Then I heard the voice of the Lord saying, “Whom shall I send? And who will go for us?” And I said, “Here am I. Send me!” Isaiah 6:8
The Lord has sent a message against Jacob; it will fall on Israel…the LORD will cut off from Israel both head and tail, both palm branch and reed in a single day… Isaiah 9:8, 14
Isaiah’s call story is one of the most dramatic and memorable in all of Scripture. The prophet is given an all-access pass into the throne room of God. Isaiah sees the Lord, surrounded by the great hosts of heaven, enthroned in all of His glory, speaking to His divine council. Fearing for his life, Isaiah cries out, “I am ruined!”–for no one was ever to see the face of God and live. And yet, God had brought Isaiah into this most Holy of Holy’s for a specific purpose. God was looking for a messenger–someone who would go to His rebellious people and warn them of the catastrophic consequences their apostasy would have. The Lord says to Isaiah:
“Go and tell this people: Be ever hearing, but never understanding; be ever seeing, but never perceiving. Make the heart of this people calloused….until the cities lie ruined and without inhabitant, until the houses are left deserted and the fields ruined and ravaged, until the LORD has sent everyone far away and the land is utterly forsaken.” Isaiah 6:9-10, 11-13
I don’t know about you, but I’m not sure my first response to this holy request would be, “Here I am. Send me!!” In fact, I’m pretty sure I would have been looking over my shoulder for someone (anyone) else to take that job. God was telling Isaiah to walk into the places of highest power and tell the leaders of Israel and Judah that they were leading their people into destruction. God was telling Isaiah to speak out against the idolatry of the people–the pagan practices which had become acceptable in the eyes of society. This was not a message of peace and prosperity.

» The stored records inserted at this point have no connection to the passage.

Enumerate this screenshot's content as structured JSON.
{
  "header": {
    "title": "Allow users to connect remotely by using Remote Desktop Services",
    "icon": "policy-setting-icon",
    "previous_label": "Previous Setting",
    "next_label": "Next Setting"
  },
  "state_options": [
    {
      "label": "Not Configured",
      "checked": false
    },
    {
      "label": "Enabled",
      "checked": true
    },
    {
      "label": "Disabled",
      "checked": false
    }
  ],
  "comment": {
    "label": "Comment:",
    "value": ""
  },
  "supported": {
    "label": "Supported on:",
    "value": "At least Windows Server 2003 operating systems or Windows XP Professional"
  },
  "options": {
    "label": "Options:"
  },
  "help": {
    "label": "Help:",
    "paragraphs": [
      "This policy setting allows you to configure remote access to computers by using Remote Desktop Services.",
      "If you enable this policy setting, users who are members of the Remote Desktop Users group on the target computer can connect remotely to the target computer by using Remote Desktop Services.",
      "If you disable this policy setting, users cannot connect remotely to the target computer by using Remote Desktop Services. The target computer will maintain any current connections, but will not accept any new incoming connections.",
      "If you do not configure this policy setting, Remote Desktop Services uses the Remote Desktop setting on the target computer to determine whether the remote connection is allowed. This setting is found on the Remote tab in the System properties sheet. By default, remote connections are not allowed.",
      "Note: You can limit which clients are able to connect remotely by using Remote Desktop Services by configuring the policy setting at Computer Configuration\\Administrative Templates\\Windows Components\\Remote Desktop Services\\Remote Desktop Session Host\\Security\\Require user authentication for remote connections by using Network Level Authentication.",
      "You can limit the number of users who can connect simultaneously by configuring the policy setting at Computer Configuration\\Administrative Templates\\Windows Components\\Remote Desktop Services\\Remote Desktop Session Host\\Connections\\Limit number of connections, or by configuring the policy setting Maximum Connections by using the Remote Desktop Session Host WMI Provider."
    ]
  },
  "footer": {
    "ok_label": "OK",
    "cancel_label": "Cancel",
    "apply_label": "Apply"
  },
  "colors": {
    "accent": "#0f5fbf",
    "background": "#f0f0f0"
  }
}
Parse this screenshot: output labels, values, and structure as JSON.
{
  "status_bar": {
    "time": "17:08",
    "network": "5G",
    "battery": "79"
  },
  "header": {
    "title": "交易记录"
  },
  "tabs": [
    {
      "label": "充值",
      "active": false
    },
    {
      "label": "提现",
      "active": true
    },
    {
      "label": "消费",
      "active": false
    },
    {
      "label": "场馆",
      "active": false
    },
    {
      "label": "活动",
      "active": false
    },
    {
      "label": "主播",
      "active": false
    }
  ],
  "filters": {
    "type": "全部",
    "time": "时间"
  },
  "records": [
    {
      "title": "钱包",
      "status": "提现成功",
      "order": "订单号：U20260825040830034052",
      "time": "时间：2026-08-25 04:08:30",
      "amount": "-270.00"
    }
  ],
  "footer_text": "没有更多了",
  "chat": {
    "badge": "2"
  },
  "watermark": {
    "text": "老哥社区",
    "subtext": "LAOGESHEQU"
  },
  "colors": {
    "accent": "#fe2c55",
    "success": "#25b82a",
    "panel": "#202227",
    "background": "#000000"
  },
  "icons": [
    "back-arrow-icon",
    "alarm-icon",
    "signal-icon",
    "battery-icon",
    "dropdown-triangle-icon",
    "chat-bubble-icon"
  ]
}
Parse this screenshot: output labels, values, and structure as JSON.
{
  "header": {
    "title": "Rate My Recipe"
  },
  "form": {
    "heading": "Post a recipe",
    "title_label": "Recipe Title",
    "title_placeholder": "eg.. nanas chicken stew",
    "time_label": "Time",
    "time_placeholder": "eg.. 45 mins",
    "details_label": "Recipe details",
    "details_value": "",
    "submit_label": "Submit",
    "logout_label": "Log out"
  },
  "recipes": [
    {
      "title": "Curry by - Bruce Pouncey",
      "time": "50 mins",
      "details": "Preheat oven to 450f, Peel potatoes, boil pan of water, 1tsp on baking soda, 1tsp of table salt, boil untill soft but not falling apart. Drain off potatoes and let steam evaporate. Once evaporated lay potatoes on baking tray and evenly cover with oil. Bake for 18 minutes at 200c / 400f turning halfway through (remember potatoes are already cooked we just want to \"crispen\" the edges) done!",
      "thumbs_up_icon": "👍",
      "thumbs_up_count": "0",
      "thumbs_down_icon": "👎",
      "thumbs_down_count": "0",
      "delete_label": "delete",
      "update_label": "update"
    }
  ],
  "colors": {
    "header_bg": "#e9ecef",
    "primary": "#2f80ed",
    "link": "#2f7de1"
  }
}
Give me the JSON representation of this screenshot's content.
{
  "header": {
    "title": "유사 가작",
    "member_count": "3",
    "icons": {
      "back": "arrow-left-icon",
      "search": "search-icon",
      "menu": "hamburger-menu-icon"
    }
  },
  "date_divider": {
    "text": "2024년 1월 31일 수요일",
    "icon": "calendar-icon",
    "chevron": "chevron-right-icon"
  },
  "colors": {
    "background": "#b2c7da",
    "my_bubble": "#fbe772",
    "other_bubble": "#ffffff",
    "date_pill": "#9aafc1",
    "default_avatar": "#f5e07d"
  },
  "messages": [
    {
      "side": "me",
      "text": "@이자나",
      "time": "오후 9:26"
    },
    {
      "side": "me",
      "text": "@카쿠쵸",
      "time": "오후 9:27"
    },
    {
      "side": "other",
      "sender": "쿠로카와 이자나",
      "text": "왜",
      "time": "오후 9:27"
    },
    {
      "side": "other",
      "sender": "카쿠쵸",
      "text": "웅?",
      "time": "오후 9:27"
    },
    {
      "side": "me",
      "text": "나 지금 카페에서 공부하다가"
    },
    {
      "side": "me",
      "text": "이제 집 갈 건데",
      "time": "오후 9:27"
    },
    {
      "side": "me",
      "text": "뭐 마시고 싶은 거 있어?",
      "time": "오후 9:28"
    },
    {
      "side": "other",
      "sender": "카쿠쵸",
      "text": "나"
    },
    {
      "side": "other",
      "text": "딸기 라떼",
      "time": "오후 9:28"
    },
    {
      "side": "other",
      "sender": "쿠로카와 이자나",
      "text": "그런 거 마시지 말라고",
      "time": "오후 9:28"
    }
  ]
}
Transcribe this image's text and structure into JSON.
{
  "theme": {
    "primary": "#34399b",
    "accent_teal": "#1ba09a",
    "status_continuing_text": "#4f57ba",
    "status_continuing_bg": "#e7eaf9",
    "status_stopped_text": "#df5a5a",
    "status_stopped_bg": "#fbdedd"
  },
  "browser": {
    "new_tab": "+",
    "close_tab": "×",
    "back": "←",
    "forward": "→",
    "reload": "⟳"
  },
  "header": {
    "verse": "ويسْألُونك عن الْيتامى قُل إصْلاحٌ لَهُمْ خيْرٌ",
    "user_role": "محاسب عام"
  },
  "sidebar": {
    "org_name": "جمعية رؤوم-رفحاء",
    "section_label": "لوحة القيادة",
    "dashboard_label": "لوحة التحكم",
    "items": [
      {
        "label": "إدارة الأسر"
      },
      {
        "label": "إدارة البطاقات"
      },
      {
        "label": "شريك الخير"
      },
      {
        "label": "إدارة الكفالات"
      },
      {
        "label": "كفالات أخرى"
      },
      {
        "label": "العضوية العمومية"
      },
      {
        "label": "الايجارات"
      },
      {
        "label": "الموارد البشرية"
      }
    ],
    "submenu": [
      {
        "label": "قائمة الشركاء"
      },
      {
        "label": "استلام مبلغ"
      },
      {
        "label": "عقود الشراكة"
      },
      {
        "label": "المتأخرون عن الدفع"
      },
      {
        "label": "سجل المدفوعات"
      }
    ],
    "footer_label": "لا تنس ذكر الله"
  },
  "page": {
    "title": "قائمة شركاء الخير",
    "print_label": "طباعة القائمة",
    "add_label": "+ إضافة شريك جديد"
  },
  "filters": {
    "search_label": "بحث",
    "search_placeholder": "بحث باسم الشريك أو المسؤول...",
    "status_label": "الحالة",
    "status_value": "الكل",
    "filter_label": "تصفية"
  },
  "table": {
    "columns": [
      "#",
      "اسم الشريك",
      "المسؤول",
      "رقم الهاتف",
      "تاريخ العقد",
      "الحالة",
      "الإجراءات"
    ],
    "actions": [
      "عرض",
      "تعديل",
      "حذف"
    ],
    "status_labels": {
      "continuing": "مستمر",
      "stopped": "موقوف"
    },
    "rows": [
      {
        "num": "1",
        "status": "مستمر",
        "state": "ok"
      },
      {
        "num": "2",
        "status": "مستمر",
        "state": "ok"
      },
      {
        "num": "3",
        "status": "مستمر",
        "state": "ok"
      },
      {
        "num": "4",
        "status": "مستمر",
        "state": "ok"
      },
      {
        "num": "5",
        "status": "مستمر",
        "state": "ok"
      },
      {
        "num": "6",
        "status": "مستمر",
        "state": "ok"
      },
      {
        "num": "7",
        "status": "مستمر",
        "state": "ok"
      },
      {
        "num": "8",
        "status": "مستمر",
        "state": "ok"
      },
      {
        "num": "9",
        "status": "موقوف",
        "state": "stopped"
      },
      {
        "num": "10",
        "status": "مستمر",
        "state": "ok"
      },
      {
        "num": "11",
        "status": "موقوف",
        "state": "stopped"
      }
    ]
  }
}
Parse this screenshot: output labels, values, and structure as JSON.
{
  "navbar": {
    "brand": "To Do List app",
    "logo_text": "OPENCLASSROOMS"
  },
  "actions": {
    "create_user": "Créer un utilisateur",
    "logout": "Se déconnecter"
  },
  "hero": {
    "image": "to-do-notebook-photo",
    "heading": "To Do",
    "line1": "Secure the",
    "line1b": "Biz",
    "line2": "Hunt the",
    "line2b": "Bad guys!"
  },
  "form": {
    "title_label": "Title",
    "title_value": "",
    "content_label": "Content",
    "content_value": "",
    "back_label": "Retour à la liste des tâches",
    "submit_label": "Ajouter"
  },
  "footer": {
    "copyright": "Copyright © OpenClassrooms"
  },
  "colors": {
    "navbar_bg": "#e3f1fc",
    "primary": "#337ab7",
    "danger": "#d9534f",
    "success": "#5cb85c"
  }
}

Woe to those who make unjust laws, to those who issue oppressive decrees, to deprive the poor of their rights and withhold justice from the oppressed of my people, making widows their prey and robbing the fatherless. Isaiah 10:1-2
The earth is defiled by its people; they have disobeyed the laws, violated the statutes and broken the everlasting covenant. Isaiah 24:5
Woe to those who rise early in the morning to run after their drinks, who stay up late at night till they are inflamed with wine…Woe to those who draw sin along with cords of deceit…Woe to those who call evil good and good evil…Woe to those who are wise in their own eyes and clever in their own sight…Woe to those who are heroes at drinking wine and champions at mixing drinks, who acquit the guilty for a bribe, but deny justice to the innocent. Isaiah 5:11, 18, 20-23
Isaiah was calling the leaders of Israel to account for their corruption and oppression–for leading the people into acts of idolatry and for encouraging debauchery, greed and selfishness. Isaiah was speaking out against a society which had become godless and defiled to the point that the sacrifices the people raised in the Temple were no longer a pleasing aroma to God.
And yet, God’s purpose in sending Isaiah with such a hard message to swallow wasn’t an act of spite or vengeance. Rather, God wanted to remind His people of whose they were; of WHO they were, and of who He IS.
“I am the Lord YOUR God!” God says. “I teach you what is best for you. I direct you in the way you should go. If only you had paid attention to me. If only you had followed the perfect path I laid out for you, your peace would have been like a river and your well-being would be like the waters of the sea.” Isaiah 48:17-18
But the people’s hearts were stubborn. Their ears were deaf. Their eyes were blind. The message didn’t sink in. And so God was forced to ask, once again, “Whom shall I send?”